During the early ’70s, Wales-based photographer Daniel Meadows captured the people of Britain on film. Now he’s teamed up with Professor Val Williams, who’s researching British photography during that decade, for a new exhibition. Karen Price asks him some questions…
Q: Tell me how your collaboration with Professor Val Williams for the new exhibition at Penarth-based Ffotogallery came about.
A: She has championed my work since the ’70s and gave me my first show at Impressions Gallery in York in 1972 – Butlin’s By The Sea with Martin Parr. She ran Impressions with her husband Andrew Sproxton (who died in 1978). It was the first photography gallery outside London and my show with Martin was their first exhibition.
Q: What are the aims of the show?
A: This exhibition is very much Val Williams’ project. She has selected all the pictures and decided how it should look. She sees what I did all those years ago as pioneering. She thinks that people today have something to learn from it.

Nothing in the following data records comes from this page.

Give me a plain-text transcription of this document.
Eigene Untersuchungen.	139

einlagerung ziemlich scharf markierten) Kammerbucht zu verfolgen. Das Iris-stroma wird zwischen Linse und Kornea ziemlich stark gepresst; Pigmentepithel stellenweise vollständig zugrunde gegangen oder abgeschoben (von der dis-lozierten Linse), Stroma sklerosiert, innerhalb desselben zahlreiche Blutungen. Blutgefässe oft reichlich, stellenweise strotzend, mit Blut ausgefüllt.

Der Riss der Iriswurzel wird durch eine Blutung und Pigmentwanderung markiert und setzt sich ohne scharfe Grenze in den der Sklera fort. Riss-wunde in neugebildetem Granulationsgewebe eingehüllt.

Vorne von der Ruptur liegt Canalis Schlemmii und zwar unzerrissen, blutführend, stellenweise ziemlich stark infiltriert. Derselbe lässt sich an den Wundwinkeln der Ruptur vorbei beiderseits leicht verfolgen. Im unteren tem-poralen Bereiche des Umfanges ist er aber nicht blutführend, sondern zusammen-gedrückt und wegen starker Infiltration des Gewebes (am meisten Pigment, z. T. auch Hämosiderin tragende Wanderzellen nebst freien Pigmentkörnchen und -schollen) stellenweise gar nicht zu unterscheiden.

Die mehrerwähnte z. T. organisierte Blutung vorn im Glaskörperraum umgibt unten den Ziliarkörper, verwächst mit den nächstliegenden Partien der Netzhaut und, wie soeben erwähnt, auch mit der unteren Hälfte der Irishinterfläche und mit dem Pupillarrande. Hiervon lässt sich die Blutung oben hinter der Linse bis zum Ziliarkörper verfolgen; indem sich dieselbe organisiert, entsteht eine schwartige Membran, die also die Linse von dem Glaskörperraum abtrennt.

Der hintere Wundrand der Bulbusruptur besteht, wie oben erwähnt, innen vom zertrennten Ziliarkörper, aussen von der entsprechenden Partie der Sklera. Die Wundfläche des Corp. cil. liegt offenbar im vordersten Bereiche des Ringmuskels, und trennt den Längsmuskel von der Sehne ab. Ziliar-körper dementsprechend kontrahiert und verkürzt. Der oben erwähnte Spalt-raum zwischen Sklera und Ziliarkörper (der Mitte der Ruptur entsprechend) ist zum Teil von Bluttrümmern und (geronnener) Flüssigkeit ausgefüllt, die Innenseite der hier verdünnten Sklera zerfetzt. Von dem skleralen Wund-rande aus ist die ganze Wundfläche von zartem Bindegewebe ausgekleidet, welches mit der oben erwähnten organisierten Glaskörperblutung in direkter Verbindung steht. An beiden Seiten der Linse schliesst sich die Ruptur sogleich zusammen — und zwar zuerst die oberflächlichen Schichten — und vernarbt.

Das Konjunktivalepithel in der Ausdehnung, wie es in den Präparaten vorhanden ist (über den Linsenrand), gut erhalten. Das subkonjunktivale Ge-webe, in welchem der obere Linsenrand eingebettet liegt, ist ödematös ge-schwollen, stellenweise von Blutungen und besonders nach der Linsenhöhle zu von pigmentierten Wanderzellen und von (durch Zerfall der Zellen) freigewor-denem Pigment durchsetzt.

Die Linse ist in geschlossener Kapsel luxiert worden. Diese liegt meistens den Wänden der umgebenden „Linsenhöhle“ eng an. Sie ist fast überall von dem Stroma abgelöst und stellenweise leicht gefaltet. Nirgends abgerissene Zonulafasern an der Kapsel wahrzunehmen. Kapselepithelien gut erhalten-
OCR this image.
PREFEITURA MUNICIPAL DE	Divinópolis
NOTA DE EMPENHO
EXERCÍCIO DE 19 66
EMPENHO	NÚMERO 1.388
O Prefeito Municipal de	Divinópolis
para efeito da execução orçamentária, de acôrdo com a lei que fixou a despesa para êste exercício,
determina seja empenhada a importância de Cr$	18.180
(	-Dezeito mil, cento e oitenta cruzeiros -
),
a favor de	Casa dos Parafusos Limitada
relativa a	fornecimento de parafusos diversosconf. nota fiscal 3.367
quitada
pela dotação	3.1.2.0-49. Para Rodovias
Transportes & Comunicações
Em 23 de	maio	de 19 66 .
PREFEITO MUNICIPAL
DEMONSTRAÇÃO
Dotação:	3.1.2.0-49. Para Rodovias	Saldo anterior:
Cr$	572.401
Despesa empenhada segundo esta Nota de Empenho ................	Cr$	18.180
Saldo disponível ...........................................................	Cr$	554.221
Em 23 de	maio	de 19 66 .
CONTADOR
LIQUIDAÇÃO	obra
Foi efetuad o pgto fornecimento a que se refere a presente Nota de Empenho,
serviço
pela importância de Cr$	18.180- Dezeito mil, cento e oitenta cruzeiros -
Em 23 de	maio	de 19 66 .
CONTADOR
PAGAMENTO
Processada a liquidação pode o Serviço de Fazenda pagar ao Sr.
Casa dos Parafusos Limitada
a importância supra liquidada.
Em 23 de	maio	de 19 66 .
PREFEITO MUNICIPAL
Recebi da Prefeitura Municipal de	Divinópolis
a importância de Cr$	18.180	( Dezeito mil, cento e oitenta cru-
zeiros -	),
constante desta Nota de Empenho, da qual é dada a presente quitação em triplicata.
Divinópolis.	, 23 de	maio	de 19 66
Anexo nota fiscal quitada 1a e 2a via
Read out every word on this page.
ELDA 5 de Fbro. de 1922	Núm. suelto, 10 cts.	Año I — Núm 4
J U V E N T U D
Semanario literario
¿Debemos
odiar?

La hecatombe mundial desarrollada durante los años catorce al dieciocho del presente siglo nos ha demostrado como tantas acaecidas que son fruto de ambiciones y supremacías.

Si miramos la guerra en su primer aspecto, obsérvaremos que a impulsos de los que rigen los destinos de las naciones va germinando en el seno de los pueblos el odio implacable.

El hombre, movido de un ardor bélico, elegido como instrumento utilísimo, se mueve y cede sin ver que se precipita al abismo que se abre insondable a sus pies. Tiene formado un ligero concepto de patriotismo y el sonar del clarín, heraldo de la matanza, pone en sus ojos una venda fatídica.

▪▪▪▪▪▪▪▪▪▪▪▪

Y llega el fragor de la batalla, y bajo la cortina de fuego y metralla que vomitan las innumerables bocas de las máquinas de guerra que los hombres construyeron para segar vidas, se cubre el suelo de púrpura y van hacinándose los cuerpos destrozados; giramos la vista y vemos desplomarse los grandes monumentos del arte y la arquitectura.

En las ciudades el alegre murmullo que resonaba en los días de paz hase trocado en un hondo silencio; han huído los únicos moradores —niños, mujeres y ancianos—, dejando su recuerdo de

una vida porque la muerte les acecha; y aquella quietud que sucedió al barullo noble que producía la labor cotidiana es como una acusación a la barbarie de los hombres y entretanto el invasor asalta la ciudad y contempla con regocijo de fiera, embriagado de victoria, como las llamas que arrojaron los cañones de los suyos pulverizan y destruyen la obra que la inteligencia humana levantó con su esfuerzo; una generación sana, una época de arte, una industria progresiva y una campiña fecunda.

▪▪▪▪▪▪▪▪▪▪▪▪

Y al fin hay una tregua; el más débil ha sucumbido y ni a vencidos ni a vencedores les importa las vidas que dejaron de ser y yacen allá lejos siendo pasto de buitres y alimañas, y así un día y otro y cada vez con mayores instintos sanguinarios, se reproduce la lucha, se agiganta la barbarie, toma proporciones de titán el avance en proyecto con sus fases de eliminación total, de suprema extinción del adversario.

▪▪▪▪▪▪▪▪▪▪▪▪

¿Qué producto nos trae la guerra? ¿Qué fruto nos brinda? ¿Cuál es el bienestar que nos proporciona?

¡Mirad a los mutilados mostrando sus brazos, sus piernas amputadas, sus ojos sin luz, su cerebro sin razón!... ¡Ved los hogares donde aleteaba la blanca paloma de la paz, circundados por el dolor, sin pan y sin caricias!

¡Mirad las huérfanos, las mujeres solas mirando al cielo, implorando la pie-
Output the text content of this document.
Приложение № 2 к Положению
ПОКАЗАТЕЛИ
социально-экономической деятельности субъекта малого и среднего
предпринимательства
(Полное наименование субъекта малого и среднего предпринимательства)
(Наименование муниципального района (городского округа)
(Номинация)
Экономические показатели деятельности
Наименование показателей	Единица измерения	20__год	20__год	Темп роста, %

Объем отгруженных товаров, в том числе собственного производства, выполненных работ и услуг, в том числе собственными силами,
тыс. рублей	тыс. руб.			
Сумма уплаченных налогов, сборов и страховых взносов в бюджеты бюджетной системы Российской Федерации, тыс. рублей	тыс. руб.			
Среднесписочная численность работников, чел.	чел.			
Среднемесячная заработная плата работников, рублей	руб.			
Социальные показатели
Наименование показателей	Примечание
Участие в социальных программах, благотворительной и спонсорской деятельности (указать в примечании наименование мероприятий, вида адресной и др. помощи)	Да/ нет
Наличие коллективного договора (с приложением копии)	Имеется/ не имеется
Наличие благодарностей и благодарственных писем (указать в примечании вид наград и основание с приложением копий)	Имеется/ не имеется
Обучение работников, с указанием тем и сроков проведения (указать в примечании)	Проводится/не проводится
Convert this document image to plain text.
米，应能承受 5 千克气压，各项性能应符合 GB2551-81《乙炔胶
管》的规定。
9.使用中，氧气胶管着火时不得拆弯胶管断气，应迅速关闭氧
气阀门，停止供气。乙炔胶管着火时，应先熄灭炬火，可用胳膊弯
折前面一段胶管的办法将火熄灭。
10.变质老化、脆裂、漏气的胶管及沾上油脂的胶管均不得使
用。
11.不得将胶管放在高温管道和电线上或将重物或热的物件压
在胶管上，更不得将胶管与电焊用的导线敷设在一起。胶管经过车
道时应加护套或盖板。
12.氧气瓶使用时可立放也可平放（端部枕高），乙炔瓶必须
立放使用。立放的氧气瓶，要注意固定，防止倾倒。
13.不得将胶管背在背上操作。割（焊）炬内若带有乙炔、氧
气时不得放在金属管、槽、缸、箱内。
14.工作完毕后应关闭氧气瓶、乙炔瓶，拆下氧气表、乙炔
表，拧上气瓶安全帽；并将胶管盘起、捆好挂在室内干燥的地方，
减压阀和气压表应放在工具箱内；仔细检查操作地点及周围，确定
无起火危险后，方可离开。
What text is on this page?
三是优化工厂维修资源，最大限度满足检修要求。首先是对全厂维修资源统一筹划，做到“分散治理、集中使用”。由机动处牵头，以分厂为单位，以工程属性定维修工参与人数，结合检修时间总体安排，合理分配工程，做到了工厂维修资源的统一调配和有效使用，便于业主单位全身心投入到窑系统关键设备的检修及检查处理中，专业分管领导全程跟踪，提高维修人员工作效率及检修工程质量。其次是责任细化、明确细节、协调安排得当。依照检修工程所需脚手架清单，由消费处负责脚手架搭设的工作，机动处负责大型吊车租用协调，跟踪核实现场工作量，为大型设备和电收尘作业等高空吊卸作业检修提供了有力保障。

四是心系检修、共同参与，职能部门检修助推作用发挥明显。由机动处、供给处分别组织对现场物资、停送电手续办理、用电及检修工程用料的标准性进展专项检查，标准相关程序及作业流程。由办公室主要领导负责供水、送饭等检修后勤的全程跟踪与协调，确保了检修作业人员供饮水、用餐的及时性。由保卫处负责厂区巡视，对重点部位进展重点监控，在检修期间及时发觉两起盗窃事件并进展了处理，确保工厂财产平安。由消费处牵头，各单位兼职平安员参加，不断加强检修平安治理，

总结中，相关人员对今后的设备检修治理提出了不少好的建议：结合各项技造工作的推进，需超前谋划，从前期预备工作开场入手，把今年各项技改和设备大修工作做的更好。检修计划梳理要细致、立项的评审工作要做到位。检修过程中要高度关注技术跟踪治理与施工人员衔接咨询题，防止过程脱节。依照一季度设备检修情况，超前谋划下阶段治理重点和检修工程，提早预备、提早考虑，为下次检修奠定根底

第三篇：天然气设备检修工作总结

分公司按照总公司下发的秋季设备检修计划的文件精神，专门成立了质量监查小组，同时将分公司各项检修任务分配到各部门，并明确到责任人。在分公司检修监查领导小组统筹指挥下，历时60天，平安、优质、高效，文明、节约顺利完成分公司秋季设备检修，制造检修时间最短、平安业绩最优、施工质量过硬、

Thankfully she is not alone: Ffotogallery and Birmingham Central Library have contributed to funding and touring the exhibition. Also the National Media Museum in Bradford where it showed last winter and almost 40,000 people came to see it. So it’s clear that visitors do get a lot out of it.
Q: When you look at the images now, how do you feel about the way the country has changed?
A: The country is only as fine as its people and people need to be cherished. I don’t think we’re very good at that, are we?